Seemingly as a last throw of the dice, Glengowan was one of five clubs to set up a second division in the Lanarkshire Football League in 1898–99, but it seems to have fizzled out without completing, and the obligations of league football - including guarantees for visiting clubs - left Glengowan "in a sorry state" by the end of April.

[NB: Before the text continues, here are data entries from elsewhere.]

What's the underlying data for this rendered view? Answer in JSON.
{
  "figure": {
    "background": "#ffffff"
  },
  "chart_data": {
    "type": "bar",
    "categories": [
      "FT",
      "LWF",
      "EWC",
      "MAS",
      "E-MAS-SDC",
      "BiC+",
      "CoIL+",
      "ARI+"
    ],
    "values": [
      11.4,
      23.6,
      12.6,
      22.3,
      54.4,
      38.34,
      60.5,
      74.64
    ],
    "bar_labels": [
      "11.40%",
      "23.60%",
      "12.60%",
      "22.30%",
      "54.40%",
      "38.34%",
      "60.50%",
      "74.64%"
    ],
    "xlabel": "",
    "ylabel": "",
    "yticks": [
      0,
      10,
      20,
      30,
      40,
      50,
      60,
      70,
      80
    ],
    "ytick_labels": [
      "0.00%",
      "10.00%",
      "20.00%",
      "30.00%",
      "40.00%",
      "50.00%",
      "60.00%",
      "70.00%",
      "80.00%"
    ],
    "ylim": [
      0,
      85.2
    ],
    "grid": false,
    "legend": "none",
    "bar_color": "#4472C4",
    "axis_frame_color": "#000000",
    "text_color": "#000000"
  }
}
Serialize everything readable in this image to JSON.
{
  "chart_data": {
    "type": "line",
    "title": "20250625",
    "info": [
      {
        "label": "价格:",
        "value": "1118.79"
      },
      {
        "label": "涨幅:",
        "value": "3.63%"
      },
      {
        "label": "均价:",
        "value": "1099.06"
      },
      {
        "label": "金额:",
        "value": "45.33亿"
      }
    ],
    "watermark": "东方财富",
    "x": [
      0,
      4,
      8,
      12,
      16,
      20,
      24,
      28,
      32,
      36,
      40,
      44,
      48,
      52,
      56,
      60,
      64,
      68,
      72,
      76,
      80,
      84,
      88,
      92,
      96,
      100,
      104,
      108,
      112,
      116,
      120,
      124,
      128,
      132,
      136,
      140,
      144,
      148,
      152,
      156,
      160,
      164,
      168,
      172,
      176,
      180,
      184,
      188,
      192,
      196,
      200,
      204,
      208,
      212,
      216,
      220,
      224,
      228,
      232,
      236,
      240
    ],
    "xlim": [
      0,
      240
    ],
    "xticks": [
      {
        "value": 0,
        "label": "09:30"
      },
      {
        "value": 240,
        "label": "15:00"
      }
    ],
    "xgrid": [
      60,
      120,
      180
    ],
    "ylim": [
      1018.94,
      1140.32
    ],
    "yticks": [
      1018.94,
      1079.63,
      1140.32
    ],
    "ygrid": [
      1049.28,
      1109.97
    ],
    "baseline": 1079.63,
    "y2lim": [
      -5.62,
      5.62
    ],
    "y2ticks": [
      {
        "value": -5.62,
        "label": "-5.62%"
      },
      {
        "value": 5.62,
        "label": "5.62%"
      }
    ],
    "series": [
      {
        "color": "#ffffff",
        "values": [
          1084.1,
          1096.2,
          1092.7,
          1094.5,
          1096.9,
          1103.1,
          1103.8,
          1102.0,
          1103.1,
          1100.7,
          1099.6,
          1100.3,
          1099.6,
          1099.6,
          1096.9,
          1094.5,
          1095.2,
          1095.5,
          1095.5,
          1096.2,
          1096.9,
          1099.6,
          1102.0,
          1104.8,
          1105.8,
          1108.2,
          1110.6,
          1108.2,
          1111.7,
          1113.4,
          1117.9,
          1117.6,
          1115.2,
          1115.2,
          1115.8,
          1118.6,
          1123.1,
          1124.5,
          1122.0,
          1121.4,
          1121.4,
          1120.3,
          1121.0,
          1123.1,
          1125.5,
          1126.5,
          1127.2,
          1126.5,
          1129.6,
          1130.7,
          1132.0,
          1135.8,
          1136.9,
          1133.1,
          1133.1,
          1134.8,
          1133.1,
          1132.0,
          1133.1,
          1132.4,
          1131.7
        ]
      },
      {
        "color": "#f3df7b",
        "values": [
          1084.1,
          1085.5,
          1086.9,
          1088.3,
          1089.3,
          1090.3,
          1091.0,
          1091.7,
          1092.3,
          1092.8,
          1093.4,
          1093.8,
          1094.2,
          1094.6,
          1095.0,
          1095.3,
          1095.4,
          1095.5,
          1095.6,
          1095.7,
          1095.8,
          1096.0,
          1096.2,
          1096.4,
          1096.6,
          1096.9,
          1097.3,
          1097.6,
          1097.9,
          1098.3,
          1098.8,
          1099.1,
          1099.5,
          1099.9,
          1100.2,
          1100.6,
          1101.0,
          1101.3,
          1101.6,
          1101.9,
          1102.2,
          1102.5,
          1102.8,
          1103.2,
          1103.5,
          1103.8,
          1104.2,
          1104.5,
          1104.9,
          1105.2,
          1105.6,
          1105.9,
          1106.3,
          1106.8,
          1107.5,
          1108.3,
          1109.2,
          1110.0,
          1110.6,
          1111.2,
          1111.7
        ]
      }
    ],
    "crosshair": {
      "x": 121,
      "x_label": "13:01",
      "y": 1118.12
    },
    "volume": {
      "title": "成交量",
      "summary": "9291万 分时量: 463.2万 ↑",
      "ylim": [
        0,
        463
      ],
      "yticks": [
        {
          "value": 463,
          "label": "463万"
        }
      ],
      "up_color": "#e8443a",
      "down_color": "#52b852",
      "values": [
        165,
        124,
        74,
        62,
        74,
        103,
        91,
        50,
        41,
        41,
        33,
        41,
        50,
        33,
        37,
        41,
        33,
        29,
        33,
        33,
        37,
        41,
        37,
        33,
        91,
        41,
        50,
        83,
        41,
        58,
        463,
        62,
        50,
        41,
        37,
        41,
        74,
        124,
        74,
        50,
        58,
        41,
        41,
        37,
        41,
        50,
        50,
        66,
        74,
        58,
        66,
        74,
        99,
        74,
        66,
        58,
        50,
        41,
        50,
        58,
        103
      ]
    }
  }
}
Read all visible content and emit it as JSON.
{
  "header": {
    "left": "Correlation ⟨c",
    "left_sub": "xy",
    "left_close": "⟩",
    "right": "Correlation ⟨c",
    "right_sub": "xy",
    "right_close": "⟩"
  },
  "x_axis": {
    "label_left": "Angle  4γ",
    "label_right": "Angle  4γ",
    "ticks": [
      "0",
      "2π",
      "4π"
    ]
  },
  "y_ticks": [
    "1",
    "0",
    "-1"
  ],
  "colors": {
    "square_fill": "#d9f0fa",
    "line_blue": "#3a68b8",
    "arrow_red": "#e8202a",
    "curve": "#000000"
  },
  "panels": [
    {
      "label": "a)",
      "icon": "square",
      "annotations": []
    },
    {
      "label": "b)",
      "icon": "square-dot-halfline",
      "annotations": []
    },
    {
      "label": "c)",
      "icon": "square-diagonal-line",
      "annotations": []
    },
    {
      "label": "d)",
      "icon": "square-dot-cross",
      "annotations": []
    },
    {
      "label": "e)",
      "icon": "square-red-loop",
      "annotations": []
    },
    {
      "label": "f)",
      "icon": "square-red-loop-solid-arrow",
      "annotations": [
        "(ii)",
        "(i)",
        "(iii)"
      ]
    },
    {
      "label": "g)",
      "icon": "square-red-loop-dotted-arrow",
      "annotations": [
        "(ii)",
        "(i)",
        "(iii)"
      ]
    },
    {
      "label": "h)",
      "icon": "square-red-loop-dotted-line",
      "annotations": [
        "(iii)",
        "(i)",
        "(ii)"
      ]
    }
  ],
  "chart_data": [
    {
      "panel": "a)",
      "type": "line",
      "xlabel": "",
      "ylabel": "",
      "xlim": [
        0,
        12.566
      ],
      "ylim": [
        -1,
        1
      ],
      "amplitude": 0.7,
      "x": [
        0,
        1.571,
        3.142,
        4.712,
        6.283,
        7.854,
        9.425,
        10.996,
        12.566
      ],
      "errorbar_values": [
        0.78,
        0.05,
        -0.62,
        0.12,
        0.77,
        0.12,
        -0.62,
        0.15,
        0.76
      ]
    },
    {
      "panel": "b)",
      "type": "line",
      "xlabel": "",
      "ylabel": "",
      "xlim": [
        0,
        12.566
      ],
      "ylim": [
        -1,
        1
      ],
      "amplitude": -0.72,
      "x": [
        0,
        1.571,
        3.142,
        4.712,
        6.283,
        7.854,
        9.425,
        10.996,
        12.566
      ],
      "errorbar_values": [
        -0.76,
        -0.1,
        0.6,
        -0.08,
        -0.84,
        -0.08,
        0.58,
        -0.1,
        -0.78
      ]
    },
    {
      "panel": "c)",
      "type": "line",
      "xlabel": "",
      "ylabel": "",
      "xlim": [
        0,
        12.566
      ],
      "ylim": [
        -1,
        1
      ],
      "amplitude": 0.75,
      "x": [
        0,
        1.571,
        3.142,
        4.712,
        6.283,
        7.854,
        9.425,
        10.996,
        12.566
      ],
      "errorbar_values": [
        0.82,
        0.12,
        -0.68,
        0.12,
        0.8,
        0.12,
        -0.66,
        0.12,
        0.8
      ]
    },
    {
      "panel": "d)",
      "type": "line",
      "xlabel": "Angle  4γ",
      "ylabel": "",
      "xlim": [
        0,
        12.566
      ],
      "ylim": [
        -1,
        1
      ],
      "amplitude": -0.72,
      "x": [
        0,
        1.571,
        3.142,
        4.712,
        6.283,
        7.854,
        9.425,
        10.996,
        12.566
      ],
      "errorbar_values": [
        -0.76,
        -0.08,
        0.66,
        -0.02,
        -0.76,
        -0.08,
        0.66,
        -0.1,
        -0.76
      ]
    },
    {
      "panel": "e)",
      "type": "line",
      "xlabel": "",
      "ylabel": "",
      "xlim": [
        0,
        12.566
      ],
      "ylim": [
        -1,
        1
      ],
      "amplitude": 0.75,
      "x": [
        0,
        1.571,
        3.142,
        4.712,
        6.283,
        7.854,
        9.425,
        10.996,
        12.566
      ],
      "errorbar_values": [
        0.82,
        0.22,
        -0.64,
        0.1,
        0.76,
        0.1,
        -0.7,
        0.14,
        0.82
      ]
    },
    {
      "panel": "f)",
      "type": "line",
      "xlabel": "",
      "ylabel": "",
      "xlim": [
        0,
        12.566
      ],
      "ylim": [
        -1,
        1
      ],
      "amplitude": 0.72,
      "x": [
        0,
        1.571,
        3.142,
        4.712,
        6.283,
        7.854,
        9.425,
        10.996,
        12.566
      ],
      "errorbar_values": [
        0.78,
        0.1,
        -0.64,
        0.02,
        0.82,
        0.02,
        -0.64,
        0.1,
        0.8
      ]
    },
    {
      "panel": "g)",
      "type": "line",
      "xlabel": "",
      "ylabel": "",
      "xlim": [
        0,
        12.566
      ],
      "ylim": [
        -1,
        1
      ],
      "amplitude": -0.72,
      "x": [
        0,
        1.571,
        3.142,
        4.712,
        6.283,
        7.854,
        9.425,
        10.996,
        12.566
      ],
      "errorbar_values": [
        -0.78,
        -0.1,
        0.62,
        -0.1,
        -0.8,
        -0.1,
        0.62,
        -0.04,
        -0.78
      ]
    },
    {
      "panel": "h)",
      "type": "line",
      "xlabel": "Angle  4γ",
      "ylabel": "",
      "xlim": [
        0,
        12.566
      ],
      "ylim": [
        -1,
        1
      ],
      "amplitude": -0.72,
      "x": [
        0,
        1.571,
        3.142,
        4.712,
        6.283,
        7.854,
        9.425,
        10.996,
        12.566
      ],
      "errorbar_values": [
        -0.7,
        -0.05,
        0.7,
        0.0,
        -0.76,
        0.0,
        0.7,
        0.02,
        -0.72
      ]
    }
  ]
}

Glengowan's last Qualifying Cup tie was at home to a third incarnation of the Uddingston club in the first round in 1899–1900. Glengowan was narrowly ranked as favourite for the tie but went down to a 7–1 defeat. The club seems finally to have given up on football after losing to Motherwell in the Lanarkshire Cup in the same season; it only turned up to the tie with 9 men, having to press-gang a couple of substitutes, and scratched from the Consolation Cup. The club did finish on a high note, its last recorded fixture being a 4–1 win against a poorly-represented Armadale Daisy on 21 April 1900.

==Colours==

The club wore the following:

- 1877–79: blue shirts with white knickers (originally described as "trousers".
- 1879–84: white shirts and knickers with black hose.
- 1884–85: black and white
- 1890–94: blue and white vertical stripes with blue knickers.
- 1894–1900: dark blue

==Grounds==

The club played at Little Dumbreck, later known as Dumbreck Park, 10 minutes' walk from Caldercruix railway station.